M&M's, Breath Mints and Marketing Messages

Feb 28 2001

The first time you walked into a restaurant bathroom and saw an ad, you probably recoiled, especially if the spots didn't shy away from less-than-elevated forms of humor. An ad for the entertainment magazine Time Out New York, for instance, once asked Manhattan's nightlife seekers to consider the entire city when making plans, ending with the exhortation, "And don't forget Flushing."

Now that bathroom ads are common, Minneapolis's Next Generation Network , distributor of video screen advertising to convenience stores, gas stations and elevators, thinks that it's found the newest and ripest platform for out-of-home marketing. Having rolled out ad rotations in more than 6,000 such venues in 22 markets in the U.S., Europe and Australia, the company has a simple pitch. Its goal, in the words of President Tracy Crocker, is to capitalize on "the captive pause" - those precious minutes of the day when "people have nothing to do besides look at their shoetops."

Perhaps more than billboard or radio advertising, checkout-counter advertising offers marketers a fast, demographically targeted buy. And with product placement already buzzing loudly around consumers' heads, it also gives marketers the chance for a quiet space to put, well, more buzzing. But as it plays with its formula, NGN gives rise to the question: Is its approach slyly effective or does it intrude in a way that will further dilute everyone's marketing messages?

About 500 advertisers have bought in so far, though not without some misgivings. "I think the feedback is a little better than with radio or billboards," says David Tetreault, executive director of advertising and promotion for Twentieth Century Fox Television, which bought spots for several of the company's syndicated programs. "But the problem with all [out-of-home advertising] is that you can ask what kind of eyeball and ear you're getting. Do people see and hear these ads and tune them out?"

The research on how viewers assimilate NGN's ads is encouraging, Crocker says. He cites several figures, arguing that "unaided recalls" of advertised brands are a respectable 17 percent, and according to research done by Nielsen, about 80 percent of those polled said they liked the screens.

That may be true, but NGN's method for actually finding those viewers is complicated. Currently, the company has no arrangements with national grocery chains, so the company must send individual researchers to each potential store location to negotiate a package. The deal isn't terribly sweet for site owners: no money up front, and only a 5 to 10 percent share of ad revenue. The time it takes to work with each mom-and-pop store owner may impede rollout, a process that Twentieth Century's Tetreault and others say is critical if NGN wants to become more than just a supplemental outlet. Still, Crocker says that profitability "is on the horizon" for NGN, in part because the service tends to offer a less expensive buy than in the entrenched world of billboards, with its powerhouses like Infinity Outdoor .

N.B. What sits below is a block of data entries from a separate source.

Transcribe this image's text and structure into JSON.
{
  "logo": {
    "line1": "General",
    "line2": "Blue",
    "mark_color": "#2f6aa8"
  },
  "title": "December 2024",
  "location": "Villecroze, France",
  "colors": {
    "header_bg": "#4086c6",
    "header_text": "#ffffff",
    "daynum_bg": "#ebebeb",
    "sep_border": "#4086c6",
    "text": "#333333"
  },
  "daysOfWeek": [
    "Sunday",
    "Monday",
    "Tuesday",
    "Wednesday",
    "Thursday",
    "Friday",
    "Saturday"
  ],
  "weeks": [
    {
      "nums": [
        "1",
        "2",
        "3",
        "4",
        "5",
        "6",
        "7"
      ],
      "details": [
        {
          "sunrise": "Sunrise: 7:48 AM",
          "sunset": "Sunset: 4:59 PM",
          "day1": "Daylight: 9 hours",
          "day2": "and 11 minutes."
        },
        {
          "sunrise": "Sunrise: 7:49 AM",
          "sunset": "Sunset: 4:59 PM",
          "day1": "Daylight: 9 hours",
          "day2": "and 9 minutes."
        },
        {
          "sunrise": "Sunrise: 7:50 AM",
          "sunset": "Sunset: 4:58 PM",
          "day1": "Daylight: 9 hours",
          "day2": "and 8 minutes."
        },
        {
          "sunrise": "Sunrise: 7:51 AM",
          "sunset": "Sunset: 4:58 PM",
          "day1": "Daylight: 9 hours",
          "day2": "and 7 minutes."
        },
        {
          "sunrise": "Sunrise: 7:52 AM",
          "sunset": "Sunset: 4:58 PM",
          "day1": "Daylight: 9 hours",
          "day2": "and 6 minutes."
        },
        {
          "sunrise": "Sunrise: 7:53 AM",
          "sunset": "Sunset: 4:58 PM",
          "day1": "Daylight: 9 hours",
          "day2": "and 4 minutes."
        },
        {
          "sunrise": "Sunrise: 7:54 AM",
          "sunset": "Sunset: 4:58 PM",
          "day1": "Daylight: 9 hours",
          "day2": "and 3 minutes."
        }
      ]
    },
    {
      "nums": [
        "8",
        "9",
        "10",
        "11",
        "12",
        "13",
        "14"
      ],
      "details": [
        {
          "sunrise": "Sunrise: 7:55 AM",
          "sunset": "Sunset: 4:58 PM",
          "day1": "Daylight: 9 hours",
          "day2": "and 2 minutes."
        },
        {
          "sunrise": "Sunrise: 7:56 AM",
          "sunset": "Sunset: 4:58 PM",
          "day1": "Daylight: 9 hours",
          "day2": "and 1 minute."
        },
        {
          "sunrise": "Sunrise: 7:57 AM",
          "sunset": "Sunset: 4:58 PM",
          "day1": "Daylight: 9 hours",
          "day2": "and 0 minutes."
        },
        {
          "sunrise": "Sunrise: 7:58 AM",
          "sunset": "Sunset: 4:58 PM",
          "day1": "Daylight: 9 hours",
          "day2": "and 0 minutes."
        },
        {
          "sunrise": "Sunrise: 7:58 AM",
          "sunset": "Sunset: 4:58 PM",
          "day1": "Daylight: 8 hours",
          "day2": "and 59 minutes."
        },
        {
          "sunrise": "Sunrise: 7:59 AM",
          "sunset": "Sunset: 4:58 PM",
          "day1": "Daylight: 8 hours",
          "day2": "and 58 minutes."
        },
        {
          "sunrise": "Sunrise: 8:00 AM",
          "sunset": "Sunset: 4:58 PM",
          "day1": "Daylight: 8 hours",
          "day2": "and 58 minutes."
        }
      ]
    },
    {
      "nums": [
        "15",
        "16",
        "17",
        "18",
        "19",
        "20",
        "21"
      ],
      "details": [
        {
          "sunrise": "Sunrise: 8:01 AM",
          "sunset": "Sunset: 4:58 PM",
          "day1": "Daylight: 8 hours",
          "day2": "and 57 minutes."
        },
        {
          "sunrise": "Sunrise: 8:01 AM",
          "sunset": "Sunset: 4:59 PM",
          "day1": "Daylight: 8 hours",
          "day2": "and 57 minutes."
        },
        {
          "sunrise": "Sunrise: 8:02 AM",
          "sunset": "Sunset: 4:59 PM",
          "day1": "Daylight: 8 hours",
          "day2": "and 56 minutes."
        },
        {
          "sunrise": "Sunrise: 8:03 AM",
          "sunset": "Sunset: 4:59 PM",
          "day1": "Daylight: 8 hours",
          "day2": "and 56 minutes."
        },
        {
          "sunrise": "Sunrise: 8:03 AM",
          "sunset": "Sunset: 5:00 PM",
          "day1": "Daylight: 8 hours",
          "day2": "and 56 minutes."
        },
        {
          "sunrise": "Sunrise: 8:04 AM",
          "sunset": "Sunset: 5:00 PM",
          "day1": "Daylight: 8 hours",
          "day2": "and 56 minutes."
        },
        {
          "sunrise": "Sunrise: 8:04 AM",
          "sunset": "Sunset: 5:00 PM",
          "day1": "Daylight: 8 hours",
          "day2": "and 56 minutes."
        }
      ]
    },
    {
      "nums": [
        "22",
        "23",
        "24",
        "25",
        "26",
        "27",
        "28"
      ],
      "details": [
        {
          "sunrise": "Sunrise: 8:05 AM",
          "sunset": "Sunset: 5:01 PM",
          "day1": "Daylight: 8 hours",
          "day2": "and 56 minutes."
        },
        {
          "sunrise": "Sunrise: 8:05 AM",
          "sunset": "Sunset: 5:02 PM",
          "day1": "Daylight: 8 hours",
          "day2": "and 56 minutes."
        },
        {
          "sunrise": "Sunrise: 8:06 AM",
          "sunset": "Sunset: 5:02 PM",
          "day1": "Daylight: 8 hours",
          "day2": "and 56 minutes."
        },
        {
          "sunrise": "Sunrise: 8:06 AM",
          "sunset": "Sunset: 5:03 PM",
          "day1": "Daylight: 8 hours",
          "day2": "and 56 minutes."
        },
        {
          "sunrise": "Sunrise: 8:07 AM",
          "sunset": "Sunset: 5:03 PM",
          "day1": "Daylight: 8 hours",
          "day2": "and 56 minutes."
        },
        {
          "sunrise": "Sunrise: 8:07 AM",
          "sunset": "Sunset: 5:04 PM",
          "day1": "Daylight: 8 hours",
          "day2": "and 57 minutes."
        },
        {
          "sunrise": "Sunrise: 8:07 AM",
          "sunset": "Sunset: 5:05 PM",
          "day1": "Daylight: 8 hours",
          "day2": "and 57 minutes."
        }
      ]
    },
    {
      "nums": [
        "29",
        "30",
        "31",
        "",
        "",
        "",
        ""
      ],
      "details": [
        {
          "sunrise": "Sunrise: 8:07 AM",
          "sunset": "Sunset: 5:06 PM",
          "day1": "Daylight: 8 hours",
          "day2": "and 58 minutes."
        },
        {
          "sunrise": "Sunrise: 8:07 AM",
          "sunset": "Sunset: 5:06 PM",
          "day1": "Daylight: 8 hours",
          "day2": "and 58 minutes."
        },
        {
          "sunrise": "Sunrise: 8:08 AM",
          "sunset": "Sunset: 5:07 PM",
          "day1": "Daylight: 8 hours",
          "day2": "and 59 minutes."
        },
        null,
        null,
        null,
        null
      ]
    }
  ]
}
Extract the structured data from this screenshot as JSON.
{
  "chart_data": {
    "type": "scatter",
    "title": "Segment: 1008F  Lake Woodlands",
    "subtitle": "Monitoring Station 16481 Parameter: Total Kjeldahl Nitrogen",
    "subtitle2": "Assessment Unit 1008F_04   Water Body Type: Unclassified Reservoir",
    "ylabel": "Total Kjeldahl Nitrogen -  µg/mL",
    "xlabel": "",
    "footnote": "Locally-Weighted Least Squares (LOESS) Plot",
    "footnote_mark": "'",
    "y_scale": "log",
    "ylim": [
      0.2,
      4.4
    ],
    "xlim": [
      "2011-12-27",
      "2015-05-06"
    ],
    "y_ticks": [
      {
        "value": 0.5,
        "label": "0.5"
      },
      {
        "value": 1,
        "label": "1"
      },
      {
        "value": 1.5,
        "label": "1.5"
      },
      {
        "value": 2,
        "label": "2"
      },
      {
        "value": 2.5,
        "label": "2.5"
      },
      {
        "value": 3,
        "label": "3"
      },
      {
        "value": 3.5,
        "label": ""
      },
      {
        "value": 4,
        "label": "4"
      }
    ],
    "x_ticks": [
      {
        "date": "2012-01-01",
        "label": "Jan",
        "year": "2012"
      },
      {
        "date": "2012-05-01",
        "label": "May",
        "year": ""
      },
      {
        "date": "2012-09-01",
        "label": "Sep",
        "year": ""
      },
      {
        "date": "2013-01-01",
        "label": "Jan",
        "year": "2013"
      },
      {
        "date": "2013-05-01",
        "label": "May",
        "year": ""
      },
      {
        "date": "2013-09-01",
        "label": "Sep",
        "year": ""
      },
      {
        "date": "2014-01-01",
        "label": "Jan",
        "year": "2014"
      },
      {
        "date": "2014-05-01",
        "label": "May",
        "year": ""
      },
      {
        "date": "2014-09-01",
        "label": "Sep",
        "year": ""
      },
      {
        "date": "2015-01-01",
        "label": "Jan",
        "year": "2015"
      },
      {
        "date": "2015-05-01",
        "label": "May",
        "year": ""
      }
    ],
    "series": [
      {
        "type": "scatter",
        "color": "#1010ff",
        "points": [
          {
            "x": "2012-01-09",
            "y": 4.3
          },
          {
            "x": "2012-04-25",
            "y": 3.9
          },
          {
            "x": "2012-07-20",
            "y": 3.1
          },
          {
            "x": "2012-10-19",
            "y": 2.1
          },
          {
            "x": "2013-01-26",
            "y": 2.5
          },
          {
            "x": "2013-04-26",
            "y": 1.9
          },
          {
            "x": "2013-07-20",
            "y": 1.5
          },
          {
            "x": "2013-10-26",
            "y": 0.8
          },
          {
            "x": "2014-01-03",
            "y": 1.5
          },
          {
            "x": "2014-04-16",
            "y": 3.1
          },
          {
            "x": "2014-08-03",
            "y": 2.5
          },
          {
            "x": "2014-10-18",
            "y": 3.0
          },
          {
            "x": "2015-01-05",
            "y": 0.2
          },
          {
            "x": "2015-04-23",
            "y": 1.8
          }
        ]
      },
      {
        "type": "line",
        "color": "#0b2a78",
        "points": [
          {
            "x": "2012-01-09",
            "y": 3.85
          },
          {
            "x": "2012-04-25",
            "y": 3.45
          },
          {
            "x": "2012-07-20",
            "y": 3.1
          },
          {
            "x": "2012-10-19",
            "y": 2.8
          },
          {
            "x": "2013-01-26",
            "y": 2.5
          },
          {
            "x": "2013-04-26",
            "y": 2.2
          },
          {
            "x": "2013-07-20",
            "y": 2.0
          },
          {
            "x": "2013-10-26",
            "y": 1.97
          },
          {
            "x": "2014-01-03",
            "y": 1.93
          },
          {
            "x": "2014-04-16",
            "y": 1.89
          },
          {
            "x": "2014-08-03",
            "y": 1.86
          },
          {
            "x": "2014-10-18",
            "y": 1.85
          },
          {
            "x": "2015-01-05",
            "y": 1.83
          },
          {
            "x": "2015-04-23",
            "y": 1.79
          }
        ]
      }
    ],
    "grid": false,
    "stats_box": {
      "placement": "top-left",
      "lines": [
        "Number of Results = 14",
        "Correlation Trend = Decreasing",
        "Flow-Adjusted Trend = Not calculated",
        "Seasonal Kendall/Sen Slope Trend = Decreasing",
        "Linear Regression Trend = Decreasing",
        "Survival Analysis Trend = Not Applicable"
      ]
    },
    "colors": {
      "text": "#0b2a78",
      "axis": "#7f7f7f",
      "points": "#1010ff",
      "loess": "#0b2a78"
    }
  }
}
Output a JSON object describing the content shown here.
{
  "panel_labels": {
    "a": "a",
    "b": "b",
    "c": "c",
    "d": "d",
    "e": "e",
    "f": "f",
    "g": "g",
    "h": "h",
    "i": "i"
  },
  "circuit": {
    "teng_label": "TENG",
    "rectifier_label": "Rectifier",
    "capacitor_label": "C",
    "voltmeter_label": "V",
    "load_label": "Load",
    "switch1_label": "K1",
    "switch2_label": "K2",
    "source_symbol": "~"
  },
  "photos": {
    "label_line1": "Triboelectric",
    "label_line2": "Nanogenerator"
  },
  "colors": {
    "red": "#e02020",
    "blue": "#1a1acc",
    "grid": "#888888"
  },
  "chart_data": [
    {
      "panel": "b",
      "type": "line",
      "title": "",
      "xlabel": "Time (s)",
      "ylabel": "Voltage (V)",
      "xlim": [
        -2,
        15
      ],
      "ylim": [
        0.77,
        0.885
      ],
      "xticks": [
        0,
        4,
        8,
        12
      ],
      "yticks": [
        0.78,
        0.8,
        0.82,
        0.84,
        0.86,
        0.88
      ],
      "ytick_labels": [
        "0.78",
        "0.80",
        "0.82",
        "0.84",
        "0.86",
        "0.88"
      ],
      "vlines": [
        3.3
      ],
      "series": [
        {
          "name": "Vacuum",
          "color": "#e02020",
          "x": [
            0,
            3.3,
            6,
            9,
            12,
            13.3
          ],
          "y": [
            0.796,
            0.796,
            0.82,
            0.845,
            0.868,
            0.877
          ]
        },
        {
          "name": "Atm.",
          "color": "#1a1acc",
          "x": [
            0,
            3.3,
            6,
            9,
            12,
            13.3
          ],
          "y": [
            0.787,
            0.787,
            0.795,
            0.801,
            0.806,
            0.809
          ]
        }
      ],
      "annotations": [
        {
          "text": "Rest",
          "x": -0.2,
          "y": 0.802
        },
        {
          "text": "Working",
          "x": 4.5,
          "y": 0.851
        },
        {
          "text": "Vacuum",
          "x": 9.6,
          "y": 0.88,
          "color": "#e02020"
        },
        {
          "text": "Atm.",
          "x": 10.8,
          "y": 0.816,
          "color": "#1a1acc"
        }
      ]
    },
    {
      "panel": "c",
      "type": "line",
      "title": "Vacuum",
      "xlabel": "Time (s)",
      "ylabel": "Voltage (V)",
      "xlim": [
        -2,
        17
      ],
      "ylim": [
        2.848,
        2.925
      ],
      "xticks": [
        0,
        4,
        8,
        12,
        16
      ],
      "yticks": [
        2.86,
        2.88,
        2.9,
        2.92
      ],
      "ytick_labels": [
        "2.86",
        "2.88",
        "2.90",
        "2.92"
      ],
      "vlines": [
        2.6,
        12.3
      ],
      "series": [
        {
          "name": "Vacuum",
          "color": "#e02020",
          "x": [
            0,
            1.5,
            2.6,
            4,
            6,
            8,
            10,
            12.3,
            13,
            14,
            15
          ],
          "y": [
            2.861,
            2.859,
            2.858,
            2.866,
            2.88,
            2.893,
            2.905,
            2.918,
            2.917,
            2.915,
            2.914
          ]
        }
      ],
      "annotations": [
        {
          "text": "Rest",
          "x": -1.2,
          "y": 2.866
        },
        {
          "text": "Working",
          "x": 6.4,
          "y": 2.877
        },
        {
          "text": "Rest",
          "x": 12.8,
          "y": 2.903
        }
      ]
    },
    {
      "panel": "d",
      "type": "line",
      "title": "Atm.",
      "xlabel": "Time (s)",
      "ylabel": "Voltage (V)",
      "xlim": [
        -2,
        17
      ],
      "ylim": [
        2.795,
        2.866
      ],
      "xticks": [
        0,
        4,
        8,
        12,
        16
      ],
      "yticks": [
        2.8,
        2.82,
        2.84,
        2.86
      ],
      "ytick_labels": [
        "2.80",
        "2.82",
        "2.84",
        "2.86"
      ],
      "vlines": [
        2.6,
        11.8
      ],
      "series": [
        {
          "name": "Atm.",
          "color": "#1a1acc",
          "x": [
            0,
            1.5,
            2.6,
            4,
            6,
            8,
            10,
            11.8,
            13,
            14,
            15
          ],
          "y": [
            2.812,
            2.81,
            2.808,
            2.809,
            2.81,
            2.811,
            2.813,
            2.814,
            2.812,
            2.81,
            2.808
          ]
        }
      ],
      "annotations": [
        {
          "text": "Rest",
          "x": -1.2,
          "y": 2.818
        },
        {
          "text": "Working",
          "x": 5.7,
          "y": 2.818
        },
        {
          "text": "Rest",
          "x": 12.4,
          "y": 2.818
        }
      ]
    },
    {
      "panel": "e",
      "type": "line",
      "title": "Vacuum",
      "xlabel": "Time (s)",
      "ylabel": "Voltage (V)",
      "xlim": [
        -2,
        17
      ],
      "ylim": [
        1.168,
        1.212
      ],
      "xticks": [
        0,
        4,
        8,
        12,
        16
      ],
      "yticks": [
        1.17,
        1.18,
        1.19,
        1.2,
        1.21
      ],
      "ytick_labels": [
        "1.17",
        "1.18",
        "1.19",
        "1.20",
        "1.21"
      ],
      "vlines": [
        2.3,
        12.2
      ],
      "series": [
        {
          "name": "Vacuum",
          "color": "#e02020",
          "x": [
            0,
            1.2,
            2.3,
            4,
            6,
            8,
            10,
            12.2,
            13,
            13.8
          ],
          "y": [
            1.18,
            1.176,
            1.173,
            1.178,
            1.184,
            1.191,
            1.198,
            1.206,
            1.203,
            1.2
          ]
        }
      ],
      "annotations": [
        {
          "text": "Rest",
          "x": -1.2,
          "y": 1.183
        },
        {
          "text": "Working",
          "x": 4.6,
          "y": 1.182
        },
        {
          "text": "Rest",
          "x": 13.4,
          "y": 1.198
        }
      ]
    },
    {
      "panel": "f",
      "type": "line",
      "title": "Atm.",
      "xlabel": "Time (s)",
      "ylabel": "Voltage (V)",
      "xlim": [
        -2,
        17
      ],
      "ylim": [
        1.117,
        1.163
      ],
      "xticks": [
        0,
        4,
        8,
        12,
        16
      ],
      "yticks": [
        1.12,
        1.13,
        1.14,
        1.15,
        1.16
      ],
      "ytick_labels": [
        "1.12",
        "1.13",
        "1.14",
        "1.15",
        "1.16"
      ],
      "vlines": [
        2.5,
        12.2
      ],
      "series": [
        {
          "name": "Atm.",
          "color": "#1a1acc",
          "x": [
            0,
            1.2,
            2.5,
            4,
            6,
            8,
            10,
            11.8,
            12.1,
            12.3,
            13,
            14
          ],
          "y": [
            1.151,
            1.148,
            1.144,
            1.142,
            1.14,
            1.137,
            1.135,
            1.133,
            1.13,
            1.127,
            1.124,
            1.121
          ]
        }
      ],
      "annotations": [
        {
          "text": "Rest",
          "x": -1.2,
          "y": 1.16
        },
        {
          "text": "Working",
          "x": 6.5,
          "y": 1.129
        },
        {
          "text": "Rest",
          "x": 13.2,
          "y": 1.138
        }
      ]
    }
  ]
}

As for effectiveness, the arguments cut both ways. On one hand, customers aren't used to seeing ads in a convenience store, which could make them more receptive. They're also, undoubtedly, a captive audience. On the other, there's a possibility for a backlash. Having already made product choices in the aisles, customers might be less amenable to seeing even more touting at the register. And while NGN boasts of 48 million impressions per week , you can't help but raise the quantity-over-quality argument. If marketing is everywhere, is it nowhere?

One way NGN might avoid the noise problem is through additional content, like news and traffic information. "I can buy [the critics'] argument if all we did was straight advertising," Crocker says. "But we're a clutter-breaking medium. If someone may have not had time to read the paper as part of their busy life, then we can help." Among other deals, NGN has a national partnership with ABC News and, in Los Angeles, an agreement with the Spanish-language newspaper La Opini-n.

For all of its flaws, advertisers sing the joys of the program's immediacy. "The big difference between NGN and an outdoor campaign is that with an outdoor campaign, by the time you get the production and creative together, it could take two weeks," Tetreault says. "With NGN that can be a 24-hour process." Hence the willingness of political campaigns to use it; this past November, Hillary Clinton opponent Rick Lazio bought some time in the waning moments of his ill-fated Senate bid.

If NGN, which has signed up several hundred venues in Paris, Sydney and London in addition to its U.S. locations, plans to become a truly broad-based channel, the firm may also need to shift its focus. Right now it targets decidedly lower-end consumers, the kind who are more likely to watch Twentieth Century's Divorce Court than, say, Nightline.

"I think we're moving away from billboard advertising to being ... a real media company that attracts the eyeballs because we have content that people want, the content that's right for someone who is standing in line," says NGN's Crocker.